Efforts to Clean Ganga Lead to Significant Increase in Gangetic Dolphin Population

By Our Correspondent

New Delhi/Lucknow, May 23: The efforts of the Uttar Pradesh (UP) government and the Namami Gange Mission directed towards cleaning the Ganga and maintaining its uninterrupted flow have led to a significant increase in the population of Gangetic dolphin in recent times. Experts have described this rise in the Gangetic dolphin population as a ‘positive environmental indicator.’

According to the Indian Wildlife Institute, there are currently about 4,000 dolphins in the Ganga and its tributaries. This indicates that the Ganga provides a favorable habitat for dolphins and that the river’s water is clean. The number of dolphins is expected to increase further in the future.

Estimates suggest that the number of Gangetic dolphins in Uttar Pradesh is expected to reach 2,000, which is more than half of the total Gangetic dolphins found in India. Therefore, the primary responsibility for their conservation and development also falls on UP.

In this regard, Uttar Pradesh has implemented a new tourism policy for the state and declared a Dolphin Sanctuary area in the Chambal Sanctuary. Currently, approximately 111 dolphins have been recorded in the Chambal region.

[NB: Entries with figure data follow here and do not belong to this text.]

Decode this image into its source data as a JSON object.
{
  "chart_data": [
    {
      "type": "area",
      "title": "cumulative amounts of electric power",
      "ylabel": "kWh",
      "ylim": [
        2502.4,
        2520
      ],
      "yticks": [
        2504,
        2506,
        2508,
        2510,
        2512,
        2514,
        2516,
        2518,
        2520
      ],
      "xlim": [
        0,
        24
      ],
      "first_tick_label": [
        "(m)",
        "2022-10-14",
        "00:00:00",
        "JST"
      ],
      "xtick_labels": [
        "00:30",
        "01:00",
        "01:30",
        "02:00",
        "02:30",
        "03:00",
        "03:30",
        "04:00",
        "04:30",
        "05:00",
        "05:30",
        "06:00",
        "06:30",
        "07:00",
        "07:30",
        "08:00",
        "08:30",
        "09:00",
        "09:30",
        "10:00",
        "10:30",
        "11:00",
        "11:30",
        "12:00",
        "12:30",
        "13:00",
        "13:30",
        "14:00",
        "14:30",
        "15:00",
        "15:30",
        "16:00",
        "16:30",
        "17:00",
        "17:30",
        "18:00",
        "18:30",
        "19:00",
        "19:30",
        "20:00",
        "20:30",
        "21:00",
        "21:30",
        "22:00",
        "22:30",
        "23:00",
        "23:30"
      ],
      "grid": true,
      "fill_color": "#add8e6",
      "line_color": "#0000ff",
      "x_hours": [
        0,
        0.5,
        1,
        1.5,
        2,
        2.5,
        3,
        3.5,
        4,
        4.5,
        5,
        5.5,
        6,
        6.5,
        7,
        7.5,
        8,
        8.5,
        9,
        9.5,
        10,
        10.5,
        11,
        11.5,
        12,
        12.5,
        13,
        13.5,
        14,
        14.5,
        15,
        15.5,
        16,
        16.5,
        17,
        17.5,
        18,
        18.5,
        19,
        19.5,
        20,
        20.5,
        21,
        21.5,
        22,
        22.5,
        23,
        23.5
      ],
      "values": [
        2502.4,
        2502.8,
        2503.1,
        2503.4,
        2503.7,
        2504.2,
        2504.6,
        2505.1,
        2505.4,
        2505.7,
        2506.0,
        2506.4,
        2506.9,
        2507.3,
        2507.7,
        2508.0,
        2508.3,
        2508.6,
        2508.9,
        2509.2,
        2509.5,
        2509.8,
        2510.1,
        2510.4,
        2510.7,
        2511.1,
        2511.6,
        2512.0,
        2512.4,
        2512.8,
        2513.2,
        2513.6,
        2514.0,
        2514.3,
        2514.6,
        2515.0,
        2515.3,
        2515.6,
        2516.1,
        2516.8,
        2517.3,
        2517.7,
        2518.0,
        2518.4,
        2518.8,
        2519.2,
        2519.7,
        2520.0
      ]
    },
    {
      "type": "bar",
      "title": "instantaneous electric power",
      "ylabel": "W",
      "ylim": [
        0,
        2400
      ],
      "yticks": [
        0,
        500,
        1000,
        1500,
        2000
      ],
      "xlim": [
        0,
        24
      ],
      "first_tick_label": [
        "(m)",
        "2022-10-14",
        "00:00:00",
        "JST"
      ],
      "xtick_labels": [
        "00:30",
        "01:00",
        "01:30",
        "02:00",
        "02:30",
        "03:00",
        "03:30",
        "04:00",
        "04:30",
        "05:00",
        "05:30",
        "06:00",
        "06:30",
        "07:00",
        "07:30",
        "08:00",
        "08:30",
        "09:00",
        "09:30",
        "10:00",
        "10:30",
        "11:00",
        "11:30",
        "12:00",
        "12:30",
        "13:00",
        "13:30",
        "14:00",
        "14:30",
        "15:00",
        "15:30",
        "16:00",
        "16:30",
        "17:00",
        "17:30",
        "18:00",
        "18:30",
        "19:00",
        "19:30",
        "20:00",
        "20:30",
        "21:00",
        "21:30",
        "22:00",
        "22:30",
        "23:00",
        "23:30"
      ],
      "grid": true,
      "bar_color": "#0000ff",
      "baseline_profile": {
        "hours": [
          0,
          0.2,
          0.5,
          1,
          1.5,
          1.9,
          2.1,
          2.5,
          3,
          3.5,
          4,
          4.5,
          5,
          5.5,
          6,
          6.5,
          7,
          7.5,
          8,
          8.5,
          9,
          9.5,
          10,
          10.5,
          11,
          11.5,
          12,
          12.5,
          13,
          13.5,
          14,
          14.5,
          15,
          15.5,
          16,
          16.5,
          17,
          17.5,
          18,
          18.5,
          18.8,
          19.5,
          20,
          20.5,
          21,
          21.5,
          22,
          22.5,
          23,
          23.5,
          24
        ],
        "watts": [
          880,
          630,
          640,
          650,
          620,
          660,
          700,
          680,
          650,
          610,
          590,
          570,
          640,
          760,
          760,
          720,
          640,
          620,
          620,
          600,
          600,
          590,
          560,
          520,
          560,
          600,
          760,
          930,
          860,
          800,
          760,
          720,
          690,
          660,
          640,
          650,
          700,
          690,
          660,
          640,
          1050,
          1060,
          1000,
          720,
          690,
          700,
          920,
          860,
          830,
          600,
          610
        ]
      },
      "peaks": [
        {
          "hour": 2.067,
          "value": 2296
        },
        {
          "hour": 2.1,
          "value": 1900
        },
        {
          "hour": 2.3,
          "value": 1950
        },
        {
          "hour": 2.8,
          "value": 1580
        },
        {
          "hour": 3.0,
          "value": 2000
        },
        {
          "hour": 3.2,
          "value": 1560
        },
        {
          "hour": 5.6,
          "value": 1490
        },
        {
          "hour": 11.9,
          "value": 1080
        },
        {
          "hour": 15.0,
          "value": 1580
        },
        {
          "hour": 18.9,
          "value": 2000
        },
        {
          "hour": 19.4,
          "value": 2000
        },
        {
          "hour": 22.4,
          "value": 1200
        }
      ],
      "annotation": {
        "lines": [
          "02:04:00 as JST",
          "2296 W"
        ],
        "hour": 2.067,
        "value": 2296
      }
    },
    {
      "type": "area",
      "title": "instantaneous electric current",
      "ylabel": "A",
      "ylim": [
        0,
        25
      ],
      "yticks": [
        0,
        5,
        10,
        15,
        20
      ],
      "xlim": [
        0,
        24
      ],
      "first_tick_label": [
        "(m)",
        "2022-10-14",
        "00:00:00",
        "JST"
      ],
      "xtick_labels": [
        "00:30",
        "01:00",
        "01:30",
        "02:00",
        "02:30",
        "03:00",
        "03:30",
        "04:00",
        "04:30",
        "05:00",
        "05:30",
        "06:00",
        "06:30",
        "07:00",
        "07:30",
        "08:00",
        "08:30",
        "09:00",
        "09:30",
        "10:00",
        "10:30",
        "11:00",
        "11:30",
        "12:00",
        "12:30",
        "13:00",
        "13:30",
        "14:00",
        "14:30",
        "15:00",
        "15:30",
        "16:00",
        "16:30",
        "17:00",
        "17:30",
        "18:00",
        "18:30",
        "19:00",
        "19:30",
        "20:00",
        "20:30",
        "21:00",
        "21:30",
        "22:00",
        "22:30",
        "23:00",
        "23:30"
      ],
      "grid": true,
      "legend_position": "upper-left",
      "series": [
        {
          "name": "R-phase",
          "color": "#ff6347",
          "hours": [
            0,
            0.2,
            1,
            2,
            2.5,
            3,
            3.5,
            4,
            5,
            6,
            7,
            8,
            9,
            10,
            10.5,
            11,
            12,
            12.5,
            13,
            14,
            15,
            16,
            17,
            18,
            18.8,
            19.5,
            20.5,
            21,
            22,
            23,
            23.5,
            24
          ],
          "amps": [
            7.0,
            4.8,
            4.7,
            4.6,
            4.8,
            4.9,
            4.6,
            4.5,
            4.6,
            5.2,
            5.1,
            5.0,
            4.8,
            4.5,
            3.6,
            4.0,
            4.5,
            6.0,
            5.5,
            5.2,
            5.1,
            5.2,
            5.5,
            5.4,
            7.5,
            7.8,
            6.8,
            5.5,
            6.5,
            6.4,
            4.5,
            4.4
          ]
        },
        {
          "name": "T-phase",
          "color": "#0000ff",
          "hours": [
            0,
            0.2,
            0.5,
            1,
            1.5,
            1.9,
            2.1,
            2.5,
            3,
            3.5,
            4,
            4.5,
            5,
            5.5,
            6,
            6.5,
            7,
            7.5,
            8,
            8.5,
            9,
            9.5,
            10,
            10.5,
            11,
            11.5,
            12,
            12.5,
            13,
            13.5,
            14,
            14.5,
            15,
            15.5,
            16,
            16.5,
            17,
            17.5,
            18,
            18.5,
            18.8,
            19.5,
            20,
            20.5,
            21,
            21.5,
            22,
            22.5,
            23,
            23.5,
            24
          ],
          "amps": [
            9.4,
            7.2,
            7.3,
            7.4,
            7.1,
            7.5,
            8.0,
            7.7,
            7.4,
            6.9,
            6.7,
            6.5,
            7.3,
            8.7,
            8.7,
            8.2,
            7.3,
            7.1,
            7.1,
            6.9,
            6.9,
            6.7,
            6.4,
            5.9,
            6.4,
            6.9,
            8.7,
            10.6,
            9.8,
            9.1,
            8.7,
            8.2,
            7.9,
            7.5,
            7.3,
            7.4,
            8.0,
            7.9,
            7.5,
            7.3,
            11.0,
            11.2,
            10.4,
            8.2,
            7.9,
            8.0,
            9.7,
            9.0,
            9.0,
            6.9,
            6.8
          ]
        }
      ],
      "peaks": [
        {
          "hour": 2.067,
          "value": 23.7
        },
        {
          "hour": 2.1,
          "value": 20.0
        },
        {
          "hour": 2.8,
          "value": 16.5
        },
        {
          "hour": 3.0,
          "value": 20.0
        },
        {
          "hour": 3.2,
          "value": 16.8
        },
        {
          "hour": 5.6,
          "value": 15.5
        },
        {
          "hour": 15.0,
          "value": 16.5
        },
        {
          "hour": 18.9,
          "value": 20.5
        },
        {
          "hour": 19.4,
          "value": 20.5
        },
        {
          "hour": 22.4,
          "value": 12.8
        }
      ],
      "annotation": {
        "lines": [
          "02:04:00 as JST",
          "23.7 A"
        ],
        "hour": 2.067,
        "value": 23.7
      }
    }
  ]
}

It is worth mentioning that since Prime Minister Modi announced Project Dolphin, public interest in this unique and rare mammal has increased. However, a significant portion of the population remains unfamiliar with this charismatic megafauna. Therefore, conserving the Gangetic dolphins will not only raise awareness about protecting this species but also enhance efforts to maintain the purity and uninterrupted flow of the Ganga.

Gangetic Dolphin

Awareness and public participation are key aspects of the Namami Gange Mission. Based on this, the goal is set to stabilize the population of Gangetic dolphins by 2030 and double the number of more endangered species. The Clean Ganga Mission has succeeded in fostering better coordination among state governments, experts, NGOs, and local people. Through pollution reduction measures, conservation of wetlands, and efforts to improve river flow under the Namami Gange project, a suitable habitat has been provided for Gangetic dolphins.

It is noteworthy that the river dolphin is a critically endangered megafauna of the Indian subcontinent. Efforts are underway to conserve it in India. These dolphins are found primarily in the Ganga and its tributaries, including the Ramganga, Yamuna, Gomti, Ghaghara, Rapti, Son, Gandak, Chambal, and Koshi.